Kentucky State University in Frankfort has informed its employees about a data breach, including information from W-2 tax forms.
On Tuesday, the university posted this alert on its website: “This correspondence is to inform you of a data breach that occurred on March 22, 2016, and involved the inadvertent disclosure of personally identifiable information of current and former Kentucky State University (“KSU”) employees. The data included KSU W-2s for 2015 and university identification information.”
The posting said KSU “has already taken action to limit the effects of this breach and to identify” the responsible culprits. Federal and state authorities have been notified and are investigating, KSU said.
The university said it had notified all three major credit-reporting agencies.
The Internal Revenue Service issued an alert to payroll and human resources professionals this month to beware of a phishing email scheme that purports to be from company executives and requests personal information on employees.
The IRS learned that the scheme — part of a surge in phishing emails seen this year — has claimed several victims as payroll and human resources offices mistakenly emailed payroll data, including W-2 forms that contain Social Security numbers and other personally identifiable information, to cybercriminals posing as company executives.
“This is a new twist on an old scheme using the cover of the tax season and W-2 filings to try tricking people into sharing personal data,” IRS Commissioner John Koskinen said in a release. “Now the criminals are focusing their schemes on company payroll departments.
“If your CEO appears to be emailing you for a list of company employees, check it out before you respond.

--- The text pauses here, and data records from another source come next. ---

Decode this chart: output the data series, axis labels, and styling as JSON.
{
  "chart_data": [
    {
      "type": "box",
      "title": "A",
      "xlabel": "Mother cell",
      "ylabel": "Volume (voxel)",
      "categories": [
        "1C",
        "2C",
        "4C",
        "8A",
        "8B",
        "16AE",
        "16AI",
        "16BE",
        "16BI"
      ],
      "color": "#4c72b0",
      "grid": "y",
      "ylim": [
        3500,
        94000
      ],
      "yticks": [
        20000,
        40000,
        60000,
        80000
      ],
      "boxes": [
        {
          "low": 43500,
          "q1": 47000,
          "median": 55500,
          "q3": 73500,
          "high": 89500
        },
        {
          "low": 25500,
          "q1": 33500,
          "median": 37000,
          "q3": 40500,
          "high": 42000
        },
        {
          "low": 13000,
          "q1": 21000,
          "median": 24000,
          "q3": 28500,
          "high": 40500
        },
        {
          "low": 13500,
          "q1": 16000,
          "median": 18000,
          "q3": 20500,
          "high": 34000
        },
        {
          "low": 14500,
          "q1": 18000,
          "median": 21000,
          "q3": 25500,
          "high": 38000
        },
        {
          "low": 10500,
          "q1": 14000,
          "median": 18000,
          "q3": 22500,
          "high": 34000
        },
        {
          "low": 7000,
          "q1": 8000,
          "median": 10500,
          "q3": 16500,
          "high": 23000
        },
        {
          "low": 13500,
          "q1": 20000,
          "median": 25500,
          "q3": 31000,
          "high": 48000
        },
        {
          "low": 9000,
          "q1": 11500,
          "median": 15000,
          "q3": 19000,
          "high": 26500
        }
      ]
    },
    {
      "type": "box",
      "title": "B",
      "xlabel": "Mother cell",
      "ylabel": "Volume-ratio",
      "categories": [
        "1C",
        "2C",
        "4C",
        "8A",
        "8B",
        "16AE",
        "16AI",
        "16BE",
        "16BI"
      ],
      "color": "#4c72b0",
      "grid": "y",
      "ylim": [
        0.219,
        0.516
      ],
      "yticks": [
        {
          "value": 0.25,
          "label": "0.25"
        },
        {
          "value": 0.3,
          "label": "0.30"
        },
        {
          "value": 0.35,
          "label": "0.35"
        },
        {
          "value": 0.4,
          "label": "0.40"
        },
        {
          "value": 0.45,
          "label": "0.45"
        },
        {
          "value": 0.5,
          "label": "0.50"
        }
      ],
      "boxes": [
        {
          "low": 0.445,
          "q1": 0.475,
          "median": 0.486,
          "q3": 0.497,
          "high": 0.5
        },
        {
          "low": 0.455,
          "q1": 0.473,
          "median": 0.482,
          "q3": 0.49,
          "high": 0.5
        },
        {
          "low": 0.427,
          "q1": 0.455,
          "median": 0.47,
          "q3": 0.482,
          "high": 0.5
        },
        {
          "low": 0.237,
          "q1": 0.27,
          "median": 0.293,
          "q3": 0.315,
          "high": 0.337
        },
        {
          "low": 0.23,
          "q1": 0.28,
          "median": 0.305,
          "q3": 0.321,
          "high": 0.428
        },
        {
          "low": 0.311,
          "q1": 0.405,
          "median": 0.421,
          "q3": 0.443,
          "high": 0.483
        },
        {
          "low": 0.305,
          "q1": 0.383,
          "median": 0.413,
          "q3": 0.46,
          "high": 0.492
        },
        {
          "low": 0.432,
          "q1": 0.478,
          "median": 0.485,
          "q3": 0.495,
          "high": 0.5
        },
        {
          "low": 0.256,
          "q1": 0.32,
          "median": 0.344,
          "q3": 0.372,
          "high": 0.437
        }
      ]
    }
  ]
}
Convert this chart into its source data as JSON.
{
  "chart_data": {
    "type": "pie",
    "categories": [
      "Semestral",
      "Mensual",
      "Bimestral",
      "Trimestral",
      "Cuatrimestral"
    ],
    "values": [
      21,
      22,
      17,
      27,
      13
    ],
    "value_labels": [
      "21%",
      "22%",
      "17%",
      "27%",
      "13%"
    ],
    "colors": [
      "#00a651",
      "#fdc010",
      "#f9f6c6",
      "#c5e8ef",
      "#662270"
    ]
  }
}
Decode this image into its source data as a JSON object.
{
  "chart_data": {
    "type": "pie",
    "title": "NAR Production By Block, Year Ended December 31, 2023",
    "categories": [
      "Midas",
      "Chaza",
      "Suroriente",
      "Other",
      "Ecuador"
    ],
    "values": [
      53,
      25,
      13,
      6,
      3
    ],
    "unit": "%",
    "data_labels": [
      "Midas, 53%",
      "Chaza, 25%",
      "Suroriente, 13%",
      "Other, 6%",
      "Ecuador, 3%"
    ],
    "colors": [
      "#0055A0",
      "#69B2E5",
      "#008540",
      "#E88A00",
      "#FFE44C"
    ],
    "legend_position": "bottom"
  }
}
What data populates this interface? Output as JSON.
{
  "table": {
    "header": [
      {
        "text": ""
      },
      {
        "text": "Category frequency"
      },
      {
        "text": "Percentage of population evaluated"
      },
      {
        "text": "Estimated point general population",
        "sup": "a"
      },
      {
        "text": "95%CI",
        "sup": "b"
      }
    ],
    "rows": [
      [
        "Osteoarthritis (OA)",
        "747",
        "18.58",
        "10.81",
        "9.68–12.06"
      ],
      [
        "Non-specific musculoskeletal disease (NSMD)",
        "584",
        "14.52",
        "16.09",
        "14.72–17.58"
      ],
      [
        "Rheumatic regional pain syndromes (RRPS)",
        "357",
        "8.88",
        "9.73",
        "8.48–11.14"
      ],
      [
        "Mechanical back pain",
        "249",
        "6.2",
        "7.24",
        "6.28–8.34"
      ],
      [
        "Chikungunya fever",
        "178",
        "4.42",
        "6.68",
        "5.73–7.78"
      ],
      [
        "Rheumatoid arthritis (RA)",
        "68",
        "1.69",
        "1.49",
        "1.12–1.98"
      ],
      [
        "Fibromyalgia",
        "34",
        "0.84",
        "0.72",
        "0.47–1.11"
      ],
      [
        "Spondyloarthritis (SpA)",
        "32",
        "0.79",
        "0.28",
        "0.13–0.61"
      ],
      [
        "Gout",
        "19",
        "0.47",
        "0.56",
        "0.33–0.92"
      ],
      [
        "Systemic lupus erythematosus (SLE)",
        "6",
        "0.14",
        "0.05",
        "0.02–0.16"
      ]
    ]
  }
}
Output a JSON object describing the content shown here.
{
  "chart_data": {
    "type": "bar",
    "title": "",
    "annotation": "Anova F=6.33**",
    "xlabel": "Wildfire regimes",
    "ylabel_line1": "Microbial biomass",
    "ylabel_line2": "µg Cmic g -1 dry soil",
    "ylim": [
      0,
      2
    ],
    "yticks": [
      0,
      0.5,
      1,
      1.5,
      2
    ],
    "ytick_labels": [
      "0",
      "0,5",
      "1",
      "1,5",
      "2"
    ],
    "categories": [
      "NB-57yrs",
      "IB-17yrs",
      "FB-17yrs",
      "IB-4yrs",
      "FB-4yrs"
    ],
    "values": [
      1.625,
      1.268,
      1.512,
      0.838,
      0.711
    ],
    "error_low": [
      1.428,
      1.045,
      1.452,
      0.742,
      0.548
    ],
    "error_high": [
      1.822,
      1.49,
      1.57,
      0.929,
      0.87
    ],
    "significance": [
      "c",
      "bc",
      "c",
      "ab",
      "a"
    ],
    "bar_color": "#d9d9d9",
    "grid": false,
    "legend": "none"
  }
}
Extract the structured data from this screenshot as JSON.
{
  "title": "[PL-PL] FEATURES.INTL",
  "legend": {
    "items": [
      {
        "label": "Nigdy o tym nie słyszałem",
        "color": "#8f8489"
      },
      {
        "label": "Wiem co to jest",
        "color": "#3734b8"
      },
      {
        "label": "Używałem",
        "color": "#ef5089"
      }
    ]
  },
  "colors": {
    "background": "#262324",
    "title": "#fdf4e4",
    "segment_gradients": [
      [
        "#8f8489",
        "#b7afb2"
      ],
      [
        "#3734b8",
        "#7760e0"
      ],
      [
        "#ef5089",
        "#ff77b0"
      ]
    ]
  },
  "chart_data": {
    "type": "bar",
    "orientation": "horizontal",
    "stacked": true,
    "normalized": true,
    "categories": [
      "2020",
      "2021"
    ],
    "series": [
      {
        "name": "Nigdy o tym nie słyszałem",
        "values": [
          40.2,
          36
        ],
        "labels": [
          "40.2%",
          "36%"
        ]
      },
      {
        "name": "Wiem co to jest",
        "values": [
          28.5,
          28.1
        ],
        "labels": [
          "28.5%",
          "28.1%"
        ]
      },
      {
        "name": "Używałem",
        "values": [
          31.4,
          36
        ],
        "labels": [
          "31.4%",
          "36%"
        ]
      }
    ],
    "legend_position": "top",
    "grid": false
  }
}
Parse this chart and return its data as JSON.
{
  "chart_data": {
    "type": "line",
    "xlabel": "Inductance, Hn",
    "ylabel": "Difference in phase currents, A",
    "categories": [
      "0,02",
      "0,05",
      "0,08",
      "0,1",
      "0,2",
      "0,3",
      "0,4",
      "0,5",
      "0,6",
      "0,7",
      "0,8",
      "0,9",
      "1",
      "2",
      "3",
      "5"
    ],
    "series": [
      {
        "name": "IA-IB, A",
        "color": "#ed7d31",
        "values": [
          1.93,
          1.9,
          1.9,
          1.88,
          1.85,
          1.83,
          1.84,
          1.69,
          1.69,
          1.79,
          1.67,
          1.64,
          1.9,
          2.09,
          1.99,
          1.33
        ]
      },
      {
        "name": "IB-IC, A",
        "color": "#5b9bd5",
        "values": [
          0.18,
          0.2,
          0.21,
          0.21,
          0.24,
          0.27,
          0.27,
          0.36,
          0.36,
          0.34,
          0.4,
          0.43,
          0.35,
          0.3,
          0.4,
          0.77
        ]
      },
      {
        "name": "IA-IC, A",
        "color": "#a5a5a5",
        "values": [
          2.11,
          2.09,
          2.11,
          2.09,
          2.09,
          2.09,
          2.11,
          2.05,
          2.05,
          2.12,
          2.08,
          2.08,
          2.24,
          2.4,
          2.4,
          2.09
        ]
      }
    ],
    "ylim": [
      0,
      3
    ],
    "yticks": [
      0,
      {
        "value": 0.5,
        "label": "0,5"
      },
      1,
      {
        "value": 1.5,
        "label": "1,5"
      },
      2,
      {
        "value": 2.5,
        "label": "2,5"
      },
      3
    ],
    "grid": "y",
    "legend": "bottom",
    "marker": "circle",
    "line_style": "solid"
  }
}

Everyone has a responsibility to remain diligent about confirming the identity of people requesting personal information about employees.”
The IRS issued a wider consumer alert for email schemes after seeing an approximate 400 percent surge in phishing and malware incidents this tax season and other reports of scams targeting others in a wider tax community.
KSU recommended some steps for employees to limit the exposure of personally identifiable information.
The university advised employees to monitor all financial accounts closely and, if they see any unauthorized activity, promptly contact their individual financial institution and/or submit a complaint to the Federal Trade Commission, Suite 1825, 55 West Monroe Street, Chicago, Ill. 60603; calling 1-877-ID-THEFT (1-877-438-4338), or go to Fccomplaintassistant.gov.
In addition, to learn more about steps to protect against identity theft, employees may contact the Kentucky Attorney General’s Office, Office of Consumer Protection, 1024 Capital Center Drive, Frankfort, Ky., 40601, by calling 1-855-813-6508, or going to Ag.ky.gov/family/consumerprotection/idtheft/Pages/default.aspx
KSU employee also may want to contact the three U.S. credit reporting agencies (Equifax, Experian and TransUnion) to obtain a free credit report from each by calling 1-877-322-8228 or by going to Annualcreditreport.com.